For a given commit (in Rust-style pseudocode):
fn git_evtag(repo: GitRepo, commitid: String) -> SHA512 {
let checksum = new SHA512();
walk_commit(repo, checksum, commitid)
return checksum
}
fn walk_commit(repo: GitRepo, checksum : SHA512, commitid : String) {
checksum_object(repo, checksum, commitid)
let treeid = repo.load_commit(commitid).treeid();
walk(repo, checksum, treeid)
}
fn checksum_object(repo: GitRepo, checksum: SHA512, objid: String) -> () {
// This is the canonical header of the object; <typename> <length (ascii base 10)>
// https://git-scm.com/book/en/v2/Git-Internals-Git-Objects#Object-Storage
let header : &str = repo.load_object_header(objid);
// The NUL byte after the header, explicitly included in the checksum
let nul = [0u8];
// The remaining raw content of the object as a byte array
let body : &[u8] = repo.load_object_body(objid);
checksum.update(header.as_bytes())
checksum.update(&nul);
checksum.update(body)
}
fn walk(repo: GitRepo, checksum: SHA512, treeid: String) -> () {
// First, add the tree object itself
checksum_object(repo, checksum, treeid);
let tree = repo.load_tree(treeid);
for child in tree.children() {
match childtype {
Blob(blobid) => checksum_object(repo, checksum, blobid),
Tree(child_treeid) => walk(repo, checksum, child_treeid),
Commit(commitid, path) => {
let child_repo = repo.get_submodule(path)
walk_commit(child_repo, checksum, commitid)
}
}
}
}
This strong checksum, can be verified reproducibly offline after cloning a git repository for a particular tag. When covered by a GPG signature, it provides a strong end-to-end integrity guarantee.
It's quite inexpensive and practical to compute Git-EVTag-v0-SHA512
once per tag/release creation. At the time of this writing, on the
Linux kernel (a large project by most standards), it takes about 5
seconds to compute on this author's laptop. On most smaller projects,
it's completely negligible.
This project is just addressing one small part of the larger git/tarball question. Anything else is out of scope, but a brief discussion of other aspects is included below.
Historically, many projects include additional content in tarballs.
For example, the GNU Autotools pregenerate a configure
script from
configure.ac
and the like. Other projects don't include
translations in git, but merge them out of band when generating
tarballs.
There are many other things like this, and they all harm reproducibility and continuous integration/delivery.

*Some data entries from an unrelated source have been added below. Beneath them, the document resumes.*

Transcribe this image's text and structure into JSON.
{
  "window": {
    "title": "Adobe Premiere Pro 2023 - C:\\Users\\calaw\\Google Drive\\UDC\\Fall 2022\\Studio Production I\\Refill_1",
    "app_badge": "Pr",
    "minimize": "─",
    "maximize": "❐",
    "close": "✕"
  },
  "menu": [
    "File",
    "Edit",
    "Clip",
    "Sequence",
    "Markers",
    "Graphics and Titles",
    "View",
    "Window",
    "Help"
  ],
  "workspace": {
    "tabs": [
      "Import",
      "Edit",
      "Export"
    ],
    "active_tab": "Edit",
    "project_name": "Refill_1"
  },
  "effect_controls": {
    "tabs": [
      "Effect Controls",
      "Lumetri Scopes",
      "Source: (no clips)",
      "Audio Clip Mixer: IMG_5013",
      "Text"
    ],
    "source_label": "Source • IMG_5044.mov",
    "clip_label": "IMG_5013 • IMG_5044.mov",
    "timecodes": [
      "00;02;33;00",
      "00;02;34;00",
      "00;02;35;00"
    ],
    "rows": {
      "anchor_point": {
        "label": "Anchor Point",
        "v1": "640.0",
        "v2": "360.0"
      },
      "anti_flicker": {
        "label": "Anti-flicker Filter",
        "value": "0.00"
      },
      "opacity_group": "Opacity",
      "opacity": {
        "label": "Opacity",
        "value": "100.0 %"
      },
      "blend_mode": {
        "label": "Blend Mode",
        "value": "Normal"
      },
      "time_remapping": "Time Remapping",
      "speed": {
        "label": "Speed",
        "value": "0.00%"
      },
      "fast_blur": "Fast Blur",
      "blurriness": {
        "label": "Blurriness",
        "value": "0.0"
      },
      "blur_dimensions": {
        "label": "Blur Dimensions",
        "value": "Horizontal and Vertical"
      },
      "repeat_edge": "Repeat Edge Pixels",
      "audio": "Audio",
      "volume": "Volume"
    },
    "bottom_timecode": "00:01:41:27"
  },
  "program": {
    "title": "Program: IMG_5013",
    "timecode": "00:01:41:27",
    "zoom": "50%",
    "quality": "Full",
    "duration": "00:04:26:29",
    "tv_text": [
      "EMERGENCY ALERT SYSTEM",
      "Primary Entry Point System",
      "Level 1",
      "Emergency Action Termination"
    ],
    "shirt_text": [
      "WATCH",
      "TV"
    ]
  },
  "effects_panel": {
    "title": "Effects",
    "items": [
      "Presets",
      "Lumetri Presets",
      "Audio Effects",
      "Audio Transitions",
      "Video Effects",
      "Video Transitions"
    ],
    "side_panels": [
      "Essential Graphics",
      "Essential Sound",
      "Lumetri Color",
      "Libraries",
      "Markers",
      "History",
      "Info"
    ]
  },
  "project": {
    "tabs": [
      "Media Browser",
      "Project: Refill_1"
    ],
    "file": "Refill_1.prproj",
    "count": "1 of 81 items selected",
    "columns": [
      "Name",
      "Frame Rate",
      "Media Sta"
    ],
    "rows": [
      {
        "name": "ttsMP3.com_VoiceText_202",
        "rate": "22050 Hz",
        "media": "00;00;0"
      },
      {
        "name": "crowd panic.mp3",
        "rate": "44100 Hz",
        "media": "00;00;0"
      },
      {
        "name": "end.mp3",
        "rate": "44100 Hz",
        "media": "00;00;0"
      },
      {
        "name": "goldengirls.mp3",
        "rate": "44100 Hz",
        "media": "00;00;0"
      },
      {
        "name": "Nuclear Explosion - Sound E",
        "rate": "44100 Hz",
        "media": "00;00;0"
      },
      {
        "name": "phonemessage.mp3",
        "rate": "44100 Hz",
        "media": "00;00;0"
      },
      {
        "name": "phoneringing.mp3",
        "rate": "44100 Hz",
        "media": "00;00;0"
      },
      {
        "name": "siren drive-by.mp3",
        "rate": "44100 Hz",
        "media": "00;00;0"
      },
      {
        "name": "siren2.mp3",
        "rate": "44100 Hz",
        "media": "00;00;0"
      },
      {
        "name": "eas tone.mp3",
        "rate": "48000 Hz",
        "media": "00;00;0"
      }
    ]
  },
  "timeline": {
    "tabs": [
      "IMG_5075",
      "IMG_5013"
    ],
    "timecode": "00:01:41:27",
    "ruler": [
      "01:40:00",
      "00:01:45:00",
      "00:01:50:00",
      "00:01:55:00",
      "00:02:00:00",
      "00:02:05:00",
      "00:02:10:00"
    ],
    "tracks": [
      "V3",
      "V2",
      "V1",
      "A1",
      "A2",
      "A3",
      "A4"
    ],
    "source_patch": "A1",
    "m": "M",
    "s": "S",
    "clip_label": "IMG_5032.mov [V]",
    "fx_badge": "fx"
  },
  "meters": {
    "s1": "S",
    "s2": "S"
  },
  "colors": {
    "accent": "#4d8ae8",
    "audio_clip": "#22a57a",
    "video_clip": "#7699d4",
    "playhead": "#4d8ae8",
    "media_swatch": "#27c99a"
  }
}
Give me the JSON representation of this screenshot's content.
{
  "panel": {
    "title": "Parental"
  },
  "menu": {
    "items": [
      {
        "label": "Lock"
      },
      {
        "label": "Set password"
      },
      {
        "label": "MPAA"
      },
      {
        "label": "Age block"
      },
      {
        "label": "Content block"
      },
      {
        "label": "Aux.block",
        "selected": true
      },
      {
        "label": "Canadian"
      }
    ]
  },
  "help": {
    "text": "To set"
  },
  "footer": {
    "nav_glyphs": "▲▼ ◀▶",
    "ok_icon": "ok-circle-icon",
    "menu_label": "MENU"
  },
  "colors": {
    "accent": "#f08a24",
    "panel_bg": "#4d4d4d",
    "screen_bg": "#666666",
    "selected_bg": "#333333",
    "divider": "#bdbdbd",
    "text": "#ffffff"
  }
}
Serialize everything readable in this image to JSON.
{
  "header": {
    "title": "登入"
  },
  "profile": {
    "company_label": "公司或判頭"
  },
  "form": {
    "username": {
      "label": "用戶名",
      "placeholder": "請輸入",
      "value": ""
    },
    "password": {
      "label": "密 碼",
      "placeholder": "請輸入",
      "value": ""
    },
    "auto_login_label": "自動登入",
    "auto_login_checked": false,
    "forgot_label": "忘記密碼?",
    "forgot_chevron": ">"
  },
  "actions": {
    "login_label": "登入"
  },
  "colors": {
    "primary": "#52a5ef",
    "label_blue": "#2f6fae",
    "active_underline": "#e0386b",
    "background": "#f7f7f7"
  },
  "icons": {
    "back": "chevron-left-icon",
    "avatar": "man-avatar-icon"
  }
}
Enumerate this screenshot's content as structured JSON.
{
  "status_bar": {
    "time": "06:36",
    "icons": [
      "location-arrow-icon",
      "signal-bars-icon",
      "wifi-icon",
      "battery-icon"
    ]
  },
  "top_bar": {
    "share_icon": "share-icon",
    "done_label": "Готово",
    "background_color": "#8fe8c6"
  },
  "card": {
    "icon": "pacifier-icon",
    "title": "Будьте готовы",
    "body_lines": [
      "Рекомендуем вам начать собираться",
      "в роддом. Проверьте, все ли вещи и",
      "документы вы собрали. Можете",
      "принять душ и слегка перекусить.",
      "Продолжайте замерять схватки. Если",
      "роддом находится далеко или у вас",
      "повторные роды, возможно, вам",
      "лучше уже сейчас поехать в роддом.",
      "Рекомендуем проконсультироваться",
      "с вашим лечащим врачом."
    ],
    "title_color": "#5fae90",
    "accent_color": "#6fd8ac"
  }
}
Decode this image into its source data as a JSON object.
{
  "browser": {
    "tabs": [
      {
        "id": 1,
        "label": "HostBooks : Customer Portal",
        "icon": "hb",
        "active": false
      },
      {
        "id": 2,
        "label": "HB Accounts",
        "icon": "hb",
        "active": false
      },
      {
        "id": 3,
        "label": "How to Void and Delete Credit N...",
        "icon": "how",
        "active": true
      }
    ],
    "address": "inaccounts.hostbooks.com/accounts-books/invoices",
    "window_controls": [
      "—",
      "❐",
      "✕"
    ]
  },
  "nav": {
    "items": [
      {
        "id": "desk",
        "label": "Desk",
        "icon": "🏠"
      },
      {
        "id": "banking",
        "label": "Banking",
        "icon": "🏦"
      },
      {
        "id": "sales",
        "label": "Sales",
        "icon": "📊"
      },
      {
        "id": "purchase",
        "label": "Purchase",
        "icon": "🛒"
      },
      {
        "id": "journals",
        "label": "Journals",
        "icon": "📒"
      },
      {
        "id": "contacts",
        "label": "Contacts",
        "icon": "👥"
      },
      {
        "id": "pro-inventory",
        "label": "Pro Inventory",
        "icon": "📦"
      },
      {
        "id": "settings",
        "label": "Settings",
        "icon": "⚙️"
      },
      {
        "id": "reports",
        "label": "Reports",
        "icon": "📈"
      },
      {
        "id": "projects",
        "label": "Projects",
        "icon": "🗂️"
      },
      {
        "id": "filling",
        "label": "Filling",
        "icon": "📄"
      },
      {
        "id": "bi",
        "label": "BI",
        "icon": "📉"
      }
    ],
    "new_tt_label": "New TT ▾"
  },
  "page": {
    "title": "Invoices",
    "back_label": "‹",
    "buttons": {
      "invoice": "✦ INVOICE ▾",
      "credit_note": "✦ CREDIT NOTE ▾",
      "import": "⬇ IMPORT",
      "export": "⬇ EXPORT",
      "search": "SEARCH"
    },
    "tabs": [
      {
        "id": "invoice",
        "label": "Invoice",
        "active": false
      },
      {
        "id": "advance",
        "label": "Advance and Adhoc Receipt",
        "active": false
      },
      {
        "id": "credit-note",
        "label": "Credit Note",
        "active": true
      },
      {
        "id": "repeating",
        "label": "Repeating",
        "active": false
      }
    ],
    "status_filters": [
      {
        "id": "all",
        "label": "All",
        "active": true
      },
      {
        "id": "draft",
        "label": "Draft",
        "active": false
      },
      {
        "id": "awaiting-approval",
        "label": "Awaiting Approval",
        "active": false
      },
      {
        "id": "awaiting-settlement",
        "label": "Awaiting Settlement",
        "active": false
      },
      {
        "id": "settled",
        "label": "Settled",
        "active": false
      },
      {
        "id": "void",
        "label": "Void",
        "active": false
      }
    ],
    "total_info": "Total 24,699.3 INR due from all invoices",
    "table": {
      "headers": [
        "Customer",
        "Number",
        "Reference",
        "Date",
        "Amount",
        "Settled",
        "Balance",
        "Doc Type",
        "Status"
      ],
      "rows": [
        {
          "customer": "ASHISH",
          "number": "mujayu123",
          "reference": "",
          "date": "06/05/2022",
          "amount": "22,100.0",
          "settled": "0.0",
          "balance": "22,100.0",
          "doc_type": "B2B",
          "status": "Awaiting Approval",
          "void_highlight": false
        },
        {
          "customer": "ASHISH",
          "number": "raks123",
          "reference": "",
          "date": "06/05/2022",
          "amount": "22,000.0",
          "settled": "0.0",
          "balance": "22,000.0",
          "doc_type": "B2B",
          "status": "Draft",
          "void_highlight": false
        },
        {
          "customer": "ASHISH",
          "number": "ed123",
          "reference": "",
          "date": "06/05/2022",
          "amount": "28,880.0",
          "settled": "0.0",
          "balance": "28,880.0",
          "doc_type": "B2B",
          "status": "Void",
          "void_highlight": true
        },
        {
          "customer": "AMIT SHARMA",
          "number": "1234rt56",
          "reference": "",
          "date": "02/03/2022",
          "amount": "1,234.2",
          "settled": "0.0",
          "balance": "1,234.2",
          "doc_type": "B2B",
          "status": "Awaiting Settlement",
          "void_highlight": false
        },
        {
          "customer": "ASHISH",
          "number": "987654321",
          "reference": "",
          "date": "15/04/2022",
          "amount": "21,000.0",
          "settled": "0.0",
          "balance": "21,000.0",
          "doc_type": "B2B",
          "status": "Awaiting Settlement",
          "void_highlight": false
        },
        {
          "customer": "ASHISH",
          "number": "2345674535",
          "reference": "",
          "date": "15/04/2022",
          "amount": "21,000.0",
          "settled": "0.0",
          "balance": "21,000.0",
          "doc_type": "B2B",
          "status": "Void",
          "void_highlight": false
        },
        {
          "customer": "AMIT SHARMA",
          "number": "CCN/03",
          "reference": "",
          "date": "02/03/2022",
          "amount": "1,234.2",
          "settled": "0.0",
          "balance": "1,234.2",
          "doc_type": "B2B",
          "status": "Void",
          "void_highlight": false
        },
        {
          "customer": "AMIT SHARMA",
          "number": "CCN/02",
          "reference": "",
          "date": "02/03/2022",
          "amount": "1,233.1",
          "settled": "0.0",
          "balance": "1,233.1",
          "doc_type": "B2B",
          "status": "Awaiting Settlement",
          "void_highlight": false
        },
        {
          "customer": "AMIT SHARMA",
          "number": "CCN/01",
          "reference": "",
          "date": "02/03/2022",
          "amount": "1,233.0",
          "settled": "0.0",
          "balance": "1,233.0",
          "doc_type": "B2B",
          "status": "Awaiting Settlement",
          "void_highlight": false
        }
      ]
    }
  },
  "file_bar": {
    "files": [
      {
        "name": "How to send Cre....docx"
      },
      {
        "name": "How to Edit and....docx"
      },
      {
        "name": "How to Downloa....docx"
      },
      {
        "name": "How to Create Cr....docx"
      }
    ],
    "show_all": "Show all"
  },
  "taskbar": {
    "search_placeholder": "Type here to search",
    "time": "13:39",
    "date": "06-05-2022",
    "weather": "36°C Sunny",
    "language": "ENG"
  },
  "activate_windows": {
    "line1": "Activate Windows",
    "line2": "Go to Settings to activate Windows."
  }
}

For example, while many of my projects use Autotools, I simply have
downstream authors run autogen.sh
. It works just fine - the
autotools are no longer changing often, and many downstreams want to
do it anyways.
For the translation issue, note that bad translations can actually crash one's application. If they're part of the git repository, they can be more easily tested as a unit continuously.